“Respire, Dona”

André Dória

Por André Dória*

 

Foto: Divulgação

Os caminhos da abordagem da loucura são marcados pelo encontro com o imprevisível, com tudo aquilo que escapa aos manuais e protocolos, comuns em diversos setores da saúde e cada vez mais presentes na saúde mental. A loucura se apresenta como um acontecimento nebuloso, que suscita mais perguntas do que respostas.

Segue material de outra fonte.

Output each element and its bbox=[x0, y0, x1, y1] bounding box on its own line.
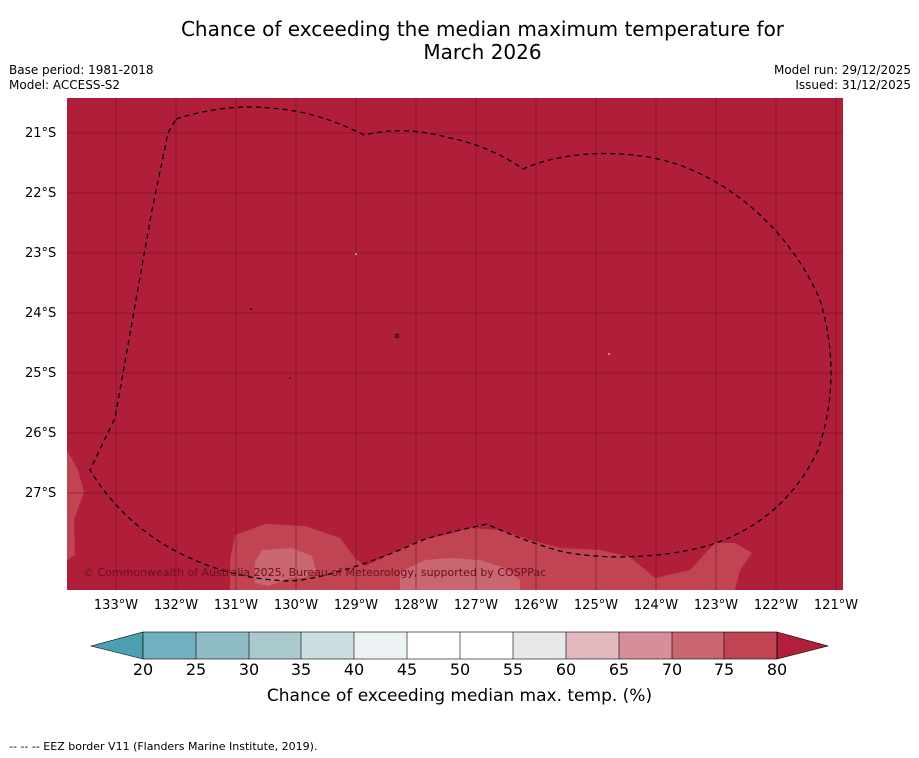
lon-label: 123°W bbox=[693, 598, 739, 613]
lat-label: 23°S bbox=[25, 246, 57, 261]
lon-label: 125°W bbox=[573, 598, 619, 613]
colorbar-bin-65-70 bbox=[619, 632, 672, 659]
lat-label: 22°S bbox=[25, 186, 57, 201]
field-patch-south-inner bbox=[255, 548, 316, 586]
lon-label: 126°W bbox=[513, 598, 559, 613]
colorbar-tick: 65 bbox=[608, 660, 630, 679]
colorbar-bin-45-50 bbox=[407, 632, 460, 659]
colorbar-tick: 50 bbox=[449, 660, 471, 679]
colorbar-tick: 45 bbox=[396, 660, 418, 679]
map-field bbox=[67, 98, 843, 590]
model-name: Model: ACCESS-S2 bbox=[9, 78, 121, 92]
map-title-line2: March 2026 bbox=[423, 40, 542, 64]
colorbar-tick: 75 bbox=[713, 660, 735, 679]
lat-label: 25°S bbox=[25, 366, 57, 381]
lon-label: 128°W bbox=[393, 598, 439, 613]
lat-label: 24°S bbox=[25, 306, 57, 321]
colorbar-bin-50-55 bbox=[460, 632, 513, 659]
field-patch-left bbox=[67, 450, 84, 560]
lon-label: 122°W bbox=[753, 598, 799, 613]
island-dot bbox=[355, 253, 357, 255]
lat-label: 26°S bbox=[25, 426, 57, 441]
island-dot bbox=[289, 377, 291, 379]
colorbar-tick: 55 bbox=[502, 660, 524, 679]
lon-label: 132°W bbox=[153, 598, 199, 613]
colorbar-outline bbox=[142, 631, 778, 660]
island-dot bbox=[608, 353, 610, 355]
colorbar-bin-35-40 bbox=[301, 632, 354, 659]
lon-label: 131°W bbox=[213, 598, 259, 613]
lon-label: 121°W bbox=[813, 598, 859, 613]
base-period: Base period: 1981-2018 bbox=[9, 63, 154, 77]
colorbar-tick: 80 bbox=[766, 660, 788, 679]
meta-left: Base period: 1981-2018 Model: ACCESS-S2 bbox=[9, 63, 154, 93]
issued-date: Issued: 31/12/2025 bbox=[795, 78, 911, 92]
lat-label: 21°S bbox=[25, 126, 57, 141]
colorbar-tick: 35 bbox=[290, 660, 312, 679]
lon-label: 127°W bbox=[453, 598, 499, 613]
model-run: Model run: 29/12/2025 bbox=[773, 63, 911, 77]
colorbar-bin-40-45 bbox=[354, 632, 407, 659]
island-dot bbox=[250, 308, 252, 310]
copyright-note: © Commonwealth of Australia 2025, Bureau… bbox=[83, 566, 547, 579]
colorbar-tick: 40 bbox=[343, 660, 365, 679]
lat-label: 27°S bbox=[25, 486, 57, 501]
lat-gridlines bbox=[67, 132, 843, 494]
colorbar-bin-30-35 bbox=[249, 632, 301, 659]
colorbar-extend-low bbox=[89, 631, 144, 660]
map-title: Chance of exceeding the median maximum t… bbox=[0, 18, 919, 64]
colorbar-tick: 70 bbox=[661, 660, 683, 679]
colorbar-title: Chance of exceeding median max. temp. (%… bbox=[266, 686, 653, 706]
meta-right: Model run: 29/12/2025 Issued: 31/12/2025 bbox=[774, 63, 911, 93]
field-patch-south-inner2 bbox=[400, 558, 520, 590]
colorbar-bin-75-80 bbox=[724, 632, 777, 659]
colorbar-bin-60-65 bbox=[566, 632, 619, 659]
lon-label: 129°W bbox=[333, 598, 379, 613]
colorbar-extend-high bbox=[776, 631, 830, 660]
colorbar-bin-25-30 bbox=[196, 632, 249, 659]
lon-gridlines bbox=[115, 98, 837, 590]
map-title-line1: Chance of exceeding the median maximum t… bbox=[180, 17, 785, 41]
lon-label: 124°W bbox=[633, 598, 679, 613]
eez-border bbox=[89, 106, 832, 582]
colorbar-tick: 60 bbox=[555, 660, 577, 679]
colorbar-bin-70-75 bbox=[672, 632, 724, 659]
colorbar-bin-55-60 bbox=[513, 632, 566, 659]
colorbar-tick: 25 bbox=[185, 660, 207, 679]
lon-label: 133°W bbox=[93, 598, 139, 613]
colorbar-dividers bbox=[195, 632, 725, 659]
island-dot bbox=[394, 333, 400, 339]
eez-footnote: -- -- -- EEZ border V11 (Flanders Marine… bbox=[9, 740, 318, 753]
colorbar-tick: 30 bbox=[238, 660, 260, 679]
colorbar-bin-20-25 bbox=[143, 632, 196, 659]
field-patch-south bbox=[230, 524, 752, 590]
colorbar bbox=[89, 631, 830, 660]
colorbar-tick: 20 bbox=[132, 660, 154, 679]
lon-label: 130°W bbox=[273, 598, 319, 613]
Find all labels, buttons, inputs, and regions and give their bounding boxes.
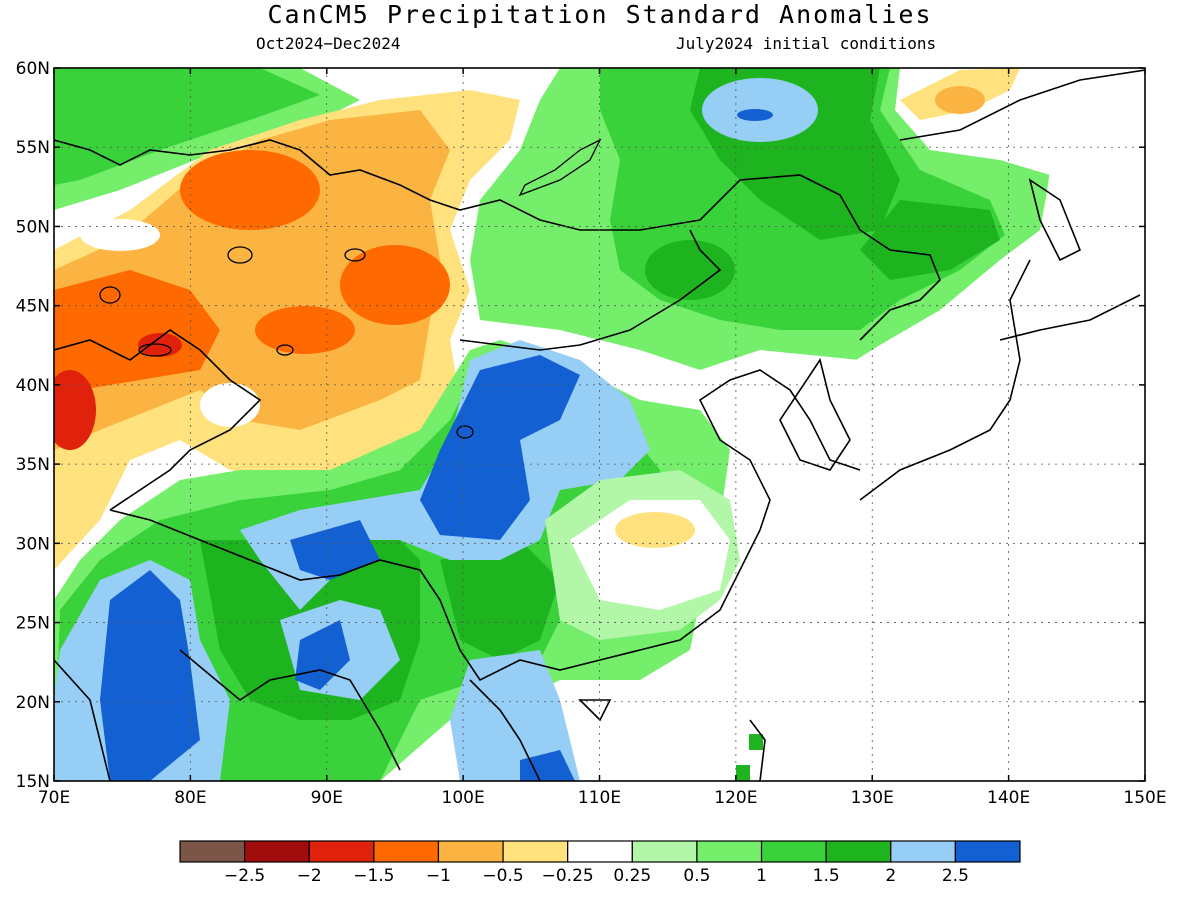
colorbar-swatch [954, 840, 1021, 863]
lon-tick-label: 130E [851, 788, 894, 808]
colorbar-label: 1.5 [813, 866, 840, 886]
colorbar-label: 2.5 [942, 866, 969, 886]
dry-cell-dzungaria [340, 245, 450, 325]
colorbar-swatch [696, 840, 763, 863]
colorbar-swatch [567, 840, 633, 863]
colorbar-swatch [890, 840, 956, 863]
lon-tick-label: 80E [174, 788, 206, 808]
colorbar-label: 2 [885, 866, 896, 886]
axis-ticks: 70E 80E 90E 100E 110E 120E 130E 140E 150E 60N 55N 5… [16, 59, 1167, 808]
dry-cell-tianshan [255, 306, 355, 354]
wet-cell-north-mongolia-core [737, 109, 773, 121]
lat-tick-label: 60N [16, 59, 50, 79]
lon-tick-label: 100E [442, 788, 485, 808]
colorbar-swatch [437, 840, 504, 863]
very-wet-zone-core-east-tibet [420, 355, 580, 540]
lat-tick-label: 45N [16, 297, 50, 317]
colorbar-swatch [244, 840, 310, 863]
wet-cell-inner-mongolia [645, 240, 735, 300]
colorbar-label: −0.5 [482, 866, 523, 886]
neutral-kazakh-north [80, 219, 160, 251]
anomaly-field [54, 68, 1145, 781]
colorbar-label: 0.25 [613, 866, 651, 886]
lat-tick-label: 40N [16, 376, 50, 396]
dry-cell-kazakhstan [180, 150, 320, 230]
lat-tick-label: 15N [16, 772, 50, 792]
very-wet-zone-core-indochina [520, 750, 575, 781]
dry-cell-west-extreme [54, 370, 96, 450]
lat-tick-label: 20N [16, 693, 50, 713]
map-title: CanCM5 Precipitation Standard Anomalies [267, 0, 933, 29]
colorbar-swatch [308, 840, 375, 863]
colorbar-swatch [631, 840, 698, 863]
colorbar-label: 0.5 [683, 866, 710, 886]
colorbar-label: −0.25 [542, 866, 594, 886]
dry-cell-okhotsk [935, 86, 985, 114]
neutral-tarim [200, 383, 260, 427]
dry-cell-west-tianshan [54, 270, 220, 400]
dry-cell-southeast-china [615, 512, 695, 548]
colorbar-swatch [373, 840, 440, 863]
wet-zone-siberia-west-core [54, 68, 320, 185]
colorbar-label: −1.5 [353, 866, 394, 886]
lon-tick-label: 110E [578, 788, 621, 808]
wet-zone-southwest-china [440, 540, 560, 660]
lake-outlines [99, 138, 602, 439]
initial-conditions: July2024 initial conditions [676, 34, 937, 53]
wet-zone-manchuria-strong [860, 200, 1000, 280]
colorbar-label: −1 [426, 866, 451, 886]
colorbar-label: 1 [756, 866, 767, 886]
very-wet-zone-indochina [450, 650, 580, 781]
colorbar-swatch [825, 840, 892, 863]
lat-tick-label: 25N [16, 614, 50, 634]
colorbar-label: −2.5 [224, 866, 265, 886]
lat-tick-label: 55N [16, 138, 50, 158]
wet-cell-taiwan [749, 734, 763, 750]
lat-tick-label: 50N [16, 217, 50, 237]
lat-tick-label: 30N [16, 534, 50, 554]
colorbar-swatch [760, 840, 827, 863]
wet-cell-philippines [736, 765, 750, 781]
lon-tick-label: 140E [987, 788, 1030, 808]
lon-tick-label: 70E [38, 788, 70, 808]
colorbar: −2.5 −2 −1.5 −1 −0.5 −0.25 0.25 0.5 1 1.5 2 2.5 [179, 840, 1021, 886]
colorbar-label: −2 [297, 866, 322, 886]
coastlines-and-borders [54, 69, 1145, 781]
colorbar-swatch [179, 840, 246, 863]
lat-tick-label: 35N [16, 455, 50, 475]
neutral-zone-east [700, 68, 1145, 781]
lon-tick-label: 90E [311, 788, 343, 808]
forecast-period: Oct2024−Dec2024 [256, 34, 401, 53]
lon-tick-label: 150E [1123, 788, 1166, 808]
lon-tick-label: 120E [714, 788, 757, 808]
colorbar-swatch [502, 840, 569, 863]
very-wet-zone-core-himalaya [290, 520, 380, 580]
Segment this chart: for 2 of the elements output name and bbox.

No transtorno mental, generalizar o tratamento é sempre empobrecedor, diferentemente de um quadro orgânico, cujos tratamentos muitas vezes são generalizados. Um doente de sífilis, na Rússia, possivelmente será tratado como um doente de sífilis no Brasil. Na saúde mental os percursos são outros. Cada um enlouquece por uma causa própria. É comum ouvirmos a expressão “adesão ao tratamento” como sinônimo de sucesso do tratamento, embora o percurso que levou a pessoa ao tratamento tenha sido tão imprevisível e singular quanto o próprio processo de adoecimento. Ilustro a situação: uma paciente psicótica, resistente às medicações, disse-me que seu psiquiatra finalmente lhe prescrevera um remédio que lhe fazia bem, a Risperidona. “Como não usar um remédio que me diz: respire, dona!?”.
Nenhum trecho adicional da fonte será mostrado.